I’m actually buzzing about this fight. Ricciardo has this reputation as an overtaker, and Lando has pulled off some great moves recently. I’m certain it won’t be long before they’re both battling in the top six and that is such an exciting prospect. They’ll see each other as a threat but also have huge mutual respect.
The other intra-team battle where a surprise driver is starring is at Alpine.
You have to give a shout-out to Esteban Ocon for doing a great job. He’s outqualified Fernando Alonso at the last two races and got into Q3 both times – in Portugal, he was sixth and under seven-tenths of a second from pole.
So many people were predicting was really going to struggle against Alonso and he’d need to pull his finger out – well if he did need to, he certainly has. He’s doing an excellent job.

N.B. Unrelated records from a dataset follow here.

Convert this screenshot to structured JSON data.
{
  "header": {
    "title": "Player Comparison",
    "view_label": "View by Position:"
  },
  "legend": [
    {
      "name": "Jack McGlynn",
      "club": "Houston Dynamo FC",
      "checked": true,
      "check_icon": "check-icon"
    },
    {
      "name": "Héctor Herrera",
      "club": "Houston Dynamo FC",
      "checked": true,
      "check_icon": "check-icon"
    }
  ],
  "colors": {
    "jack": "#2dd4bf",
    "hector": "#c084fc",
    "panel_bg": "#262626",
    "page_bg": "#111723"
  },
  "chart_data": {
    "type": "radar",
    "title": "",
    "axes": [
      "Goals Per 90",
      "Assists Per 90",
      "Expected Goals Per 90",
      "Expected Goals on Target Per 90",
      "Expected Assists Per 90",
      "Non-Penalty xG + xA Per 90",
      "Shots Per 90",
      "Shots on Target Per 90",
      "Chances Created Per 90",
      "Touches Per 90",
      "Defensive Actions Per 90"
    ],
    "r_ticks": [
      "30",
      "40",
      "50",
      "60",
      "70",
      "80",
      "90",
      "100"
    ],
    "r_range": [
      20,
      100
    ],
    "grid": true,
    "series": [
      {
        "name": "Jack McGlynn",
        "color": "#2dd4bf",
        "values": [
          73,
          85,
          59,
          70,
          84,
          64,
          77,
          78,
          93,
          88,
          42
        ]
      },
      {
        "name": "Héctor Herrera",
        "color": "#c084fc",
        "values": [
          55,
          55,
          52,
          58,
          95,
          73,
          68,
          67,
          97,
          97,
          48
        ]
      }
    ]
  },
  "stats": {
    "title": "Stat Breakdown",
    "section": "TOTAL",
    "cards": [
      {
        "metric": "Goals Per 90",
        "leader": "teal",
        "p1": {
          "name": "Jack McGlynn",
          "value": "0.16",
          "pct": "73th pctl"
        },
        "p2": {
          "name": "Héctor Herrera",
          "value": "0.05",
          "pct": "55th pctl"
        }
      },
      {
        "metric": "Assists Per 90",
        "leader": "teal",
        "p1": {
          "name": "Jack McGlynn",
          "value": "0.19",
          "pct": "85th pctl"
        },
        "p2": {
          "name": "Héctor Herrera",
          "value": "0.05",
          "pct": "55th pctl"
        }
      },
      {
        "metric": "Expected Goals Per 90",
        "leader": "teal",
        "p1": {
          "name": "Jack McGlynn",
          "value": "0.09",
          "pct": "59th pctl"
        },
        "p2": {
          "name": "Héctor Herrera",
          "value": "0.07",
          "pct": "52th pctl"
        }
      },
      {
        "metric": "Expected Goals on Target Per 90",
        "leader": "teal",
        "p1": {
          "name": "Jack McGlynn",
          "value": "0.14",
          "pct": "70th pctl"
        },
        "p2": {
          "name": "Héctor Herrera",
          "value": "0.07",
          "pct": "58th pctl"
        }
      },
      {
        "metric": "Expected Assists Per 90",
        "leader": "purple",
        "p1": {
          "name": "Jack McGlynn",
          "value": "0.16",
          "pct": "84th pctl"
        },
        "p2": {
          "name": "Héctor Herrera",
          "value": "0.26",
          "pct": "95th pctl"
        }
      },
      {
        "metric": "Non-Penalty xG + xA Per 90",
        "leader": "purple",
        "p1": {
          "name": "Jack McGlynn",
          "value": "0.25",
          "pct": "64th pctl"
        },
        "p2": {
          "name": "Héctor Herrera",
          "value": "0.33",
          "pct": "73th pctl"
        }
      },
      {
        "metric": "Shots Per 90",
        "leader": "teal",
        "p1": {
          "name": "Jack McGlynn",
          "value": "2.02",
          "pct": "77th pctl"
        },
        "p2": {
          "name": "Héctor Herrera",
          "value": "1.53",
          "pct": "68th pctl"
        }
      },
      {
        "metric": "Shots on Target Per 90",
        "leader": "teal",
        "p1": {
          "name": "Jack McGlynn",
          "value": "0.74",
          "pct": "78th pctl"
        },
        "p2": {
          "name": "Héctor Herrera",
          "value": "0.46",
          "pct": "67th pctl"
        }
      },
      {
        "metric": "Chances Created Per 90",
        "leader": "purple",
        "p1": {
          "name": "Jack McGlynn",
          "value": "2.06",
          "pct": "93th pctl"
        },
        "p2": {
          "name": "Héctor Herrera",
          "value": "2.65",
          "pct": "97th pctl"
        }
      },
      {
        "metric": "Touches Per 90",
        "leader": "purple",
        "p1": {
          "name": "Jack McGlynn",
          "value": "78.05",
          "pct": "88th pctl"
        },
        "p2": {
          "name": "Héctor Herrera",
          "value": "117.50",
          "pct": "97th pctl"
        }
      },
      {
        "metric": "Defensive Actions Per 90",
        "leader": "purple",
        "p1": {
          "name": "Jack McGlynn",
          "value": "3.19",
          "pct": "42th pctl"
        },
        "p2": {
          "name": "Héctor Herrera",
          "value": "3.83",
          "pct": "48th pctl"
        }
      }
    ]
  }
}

We need to give Alonso time, though. If returning to F1 really was like jumping back on a bike, Alonso would have floated straight back in and up to the top.
But a lot changes in Formula 1 in a short space of time, in terms of aero, the tyres, the nature of updates. Alonso will still be a little bit rusty and he will have a lot to adapt to after two years out. That’s a long time in F1 terms.
I really didn’t expect him to be finding his best form straight away. And he’s been quick to admit that he’s not firing on all cylinders in terms of driving an F1 car again – and adapting to this F1 car in particular – yet. It’s nice to hear a driver say that and be honest, and he deserves respect for admitting that there’s an area where he’s personally not 100% rather than looking for excuses or blaming the car.
Ocon will take confidence from this. He was under pressure, and even if he doesn’t read all the press he was certainly being asked a lot of questions about taking on a team-mate like Alonso.
Some drivers would put pressure on themselves in the wrong way knowing someone like Alonso was coming into their team. Ocon has not done that, he’s dealt with it in the correct way, and it’s him that’s showing what the Alpine can do at the moment.